NEWS
Naprawdę zawrzało

Iga Świątek starła się z dziennikarzem po porażce z Sabalenką. Sceny na konferencji Roland Garros
Iga Świątek przegrała w półfinale Roland Garros z Aryną Sabalenką (6:7, 6:4, 0:6) i nie obroni tytułu w tym wielkoszlemowym turnieju. Po porażce spotkała się z dziennikarzami na konferencji prasowej i w pewnym momencie zawrzało. Jeden z polskich reporterów rozzłościł ją swoim pytaniem. Świątek zareagowała mocno.

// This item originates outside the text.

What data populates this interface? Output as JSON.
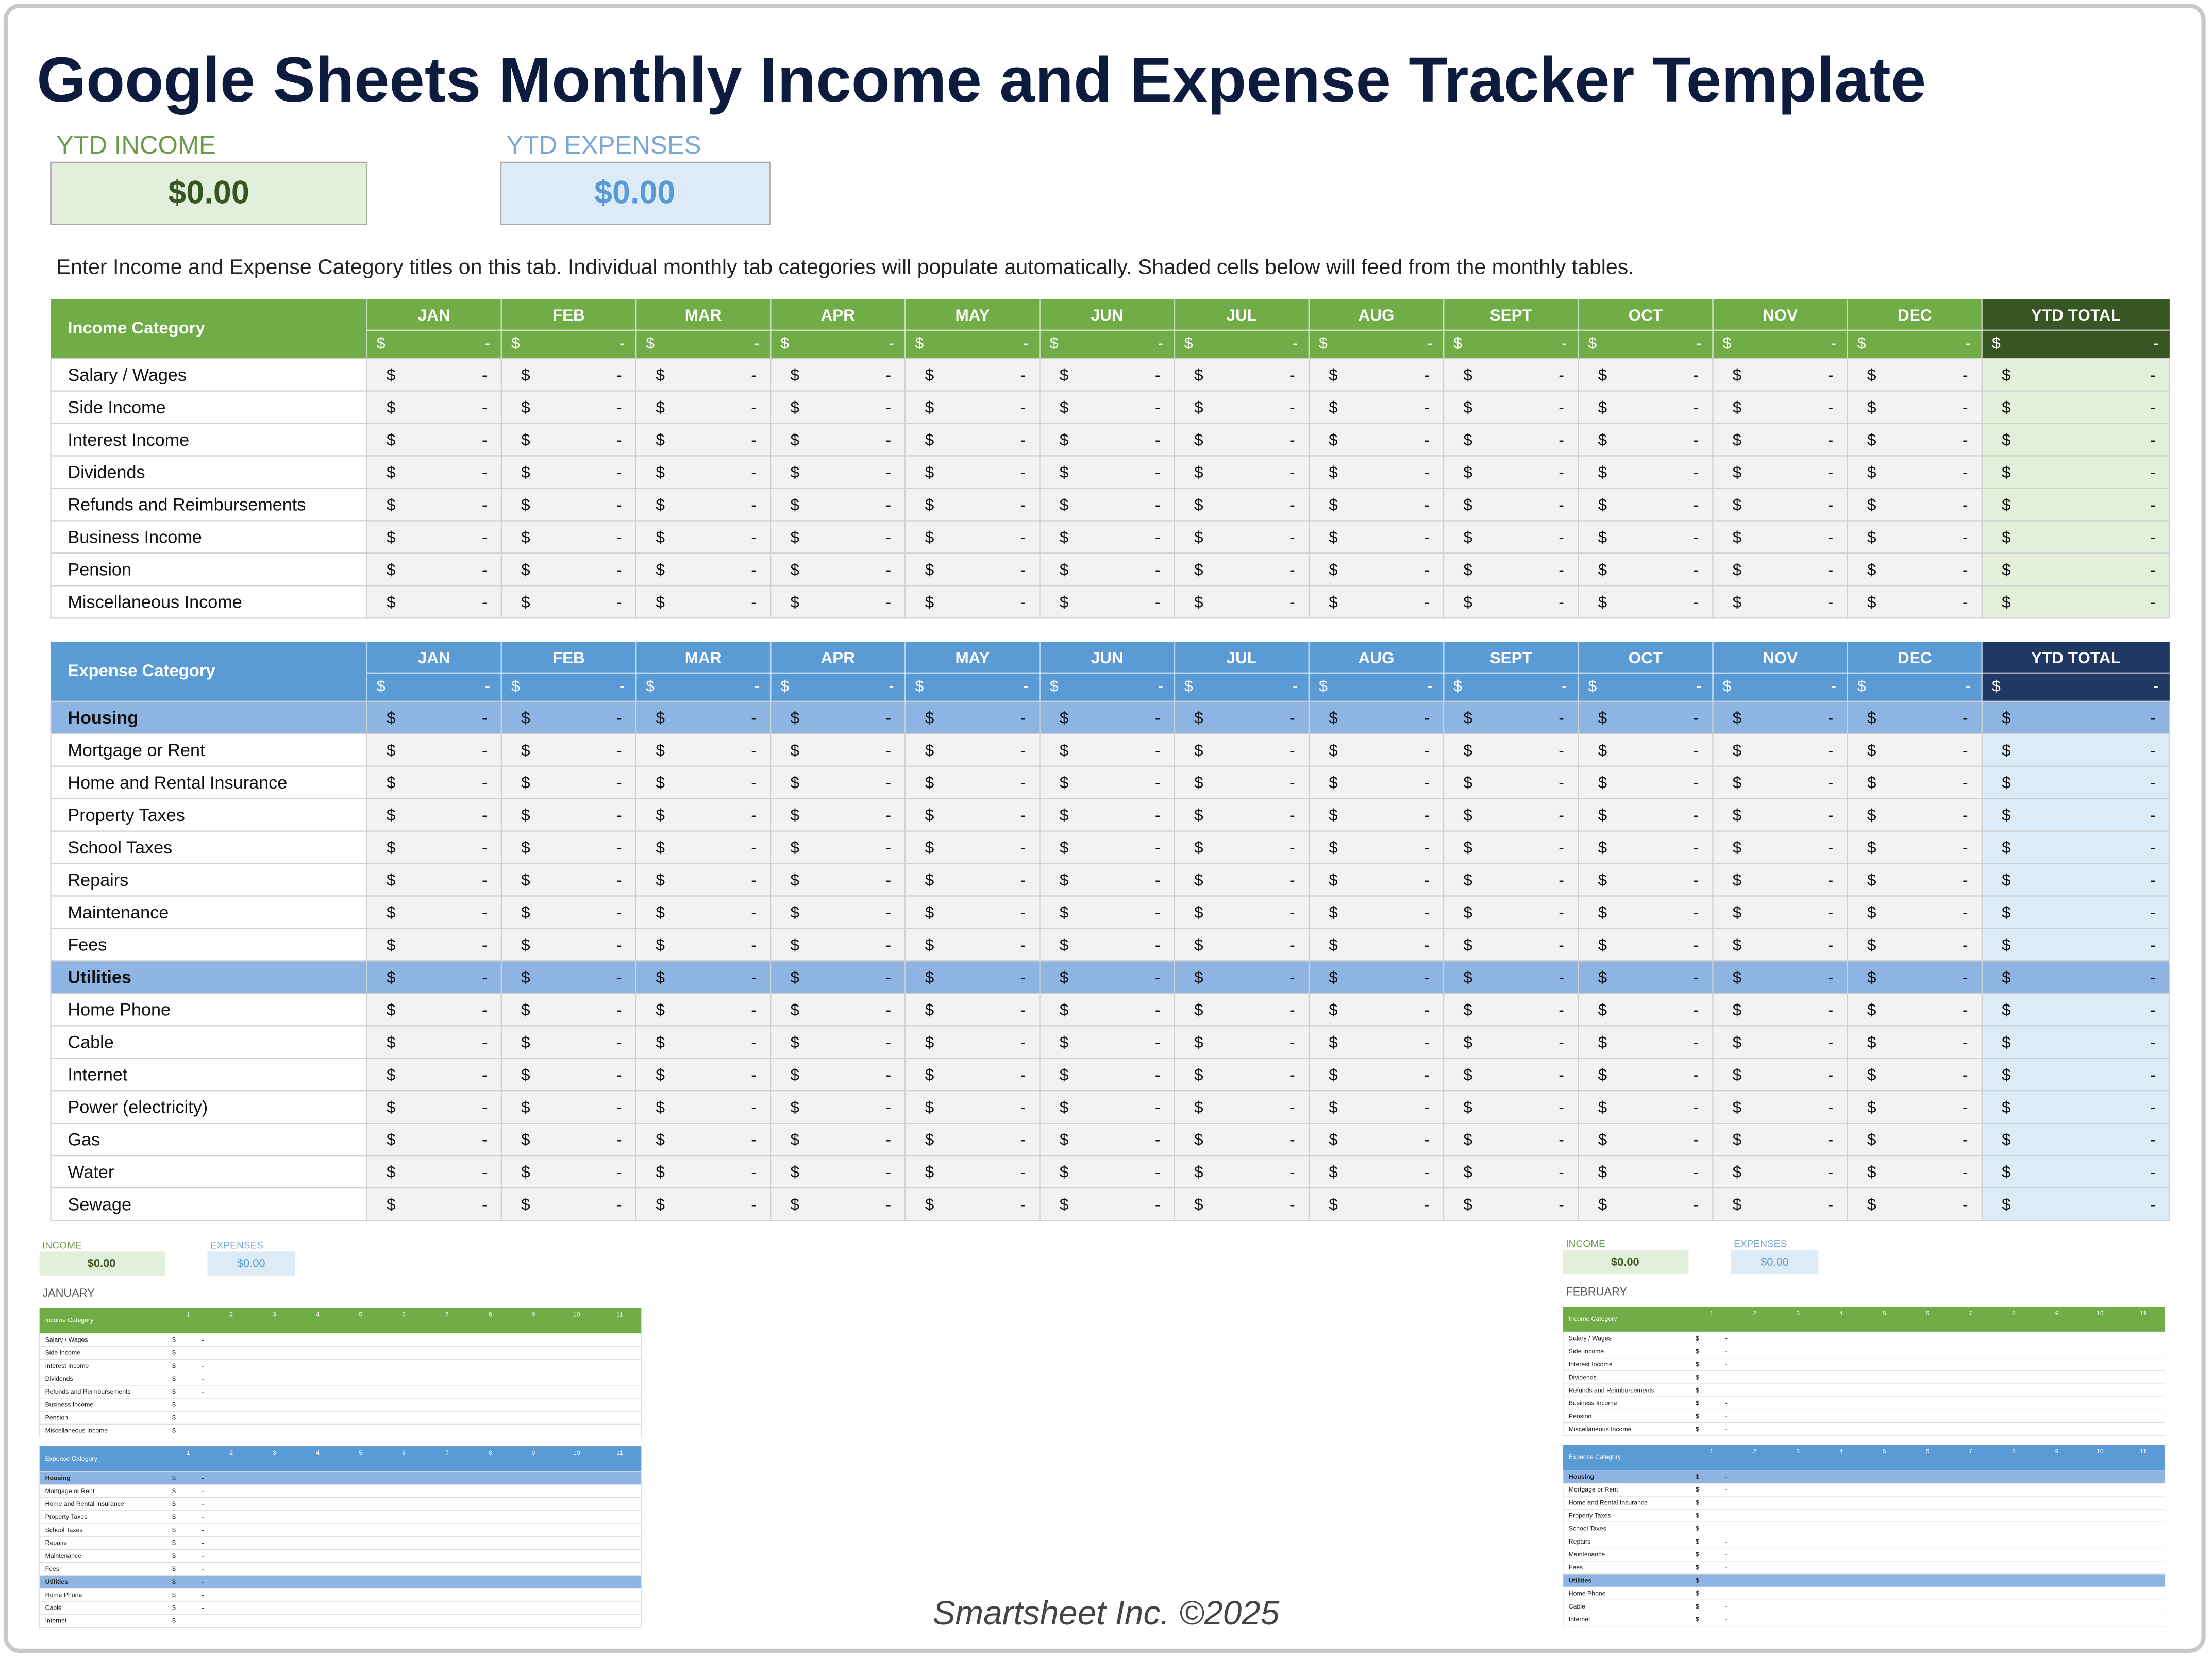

Po serii 26 wygranych meczów na Roland Garros z rzędu, Iga Świątek poniosła w Paryżu porażkę. W półfinale Aryna Sabalenka potwierdziła, że jest obecnie najlepszą tenisistką świata, szczególnie rozbijając Polkę w decydującym secie aż 6:0. Właśnie ten wynik tak trudno zrozumieć i wyjaśnić, bo przecież to Świątek doprowadziła do trzeciego seta, wygrywając po dobrej grze drugą partię 6:4. Wydawało się, że złapała dobry rytm, ale nagle jej gra kompletnie się posypała. Po bolesnej porażce polska tenisistka miała chwilę na dojście do siebie, a następnie wzięła udział w konferencji prasowej, podczas której temat załamania jej gry był jednym z dominujących. Jeden z dziennikarzy poruszył go jednak wyjątkowo niefortunnie.
Iga Świątek nie wytrzymała podczas meczu z Sabalenką. Aż zaczęła kłócić się z sędzią
Iga Świątek kontra dziennikarz po porażce z Sabalenką w półfinale Roland Garros
– Gdybyś przegrała pierwszego seta gładko, a potem się – tak jak w meczu z Kaszką – podniosła… Czy, no nie wiem, znaczy też się zastanawiamy nad tym, że ten trzeci set uciekł ci tak błyskawicznie, że… Czy już się zastanawiałaś, dlaczego tak się akurat ułożyło? Czy to jest kwestia rywalki, czy to jest kwestia twoja? – zwrócił się do Świątek dziennikarz.
– No ale jak to, co to jest za pytanie? – odpowiedziała wyraźnie zmieszana tenisistka.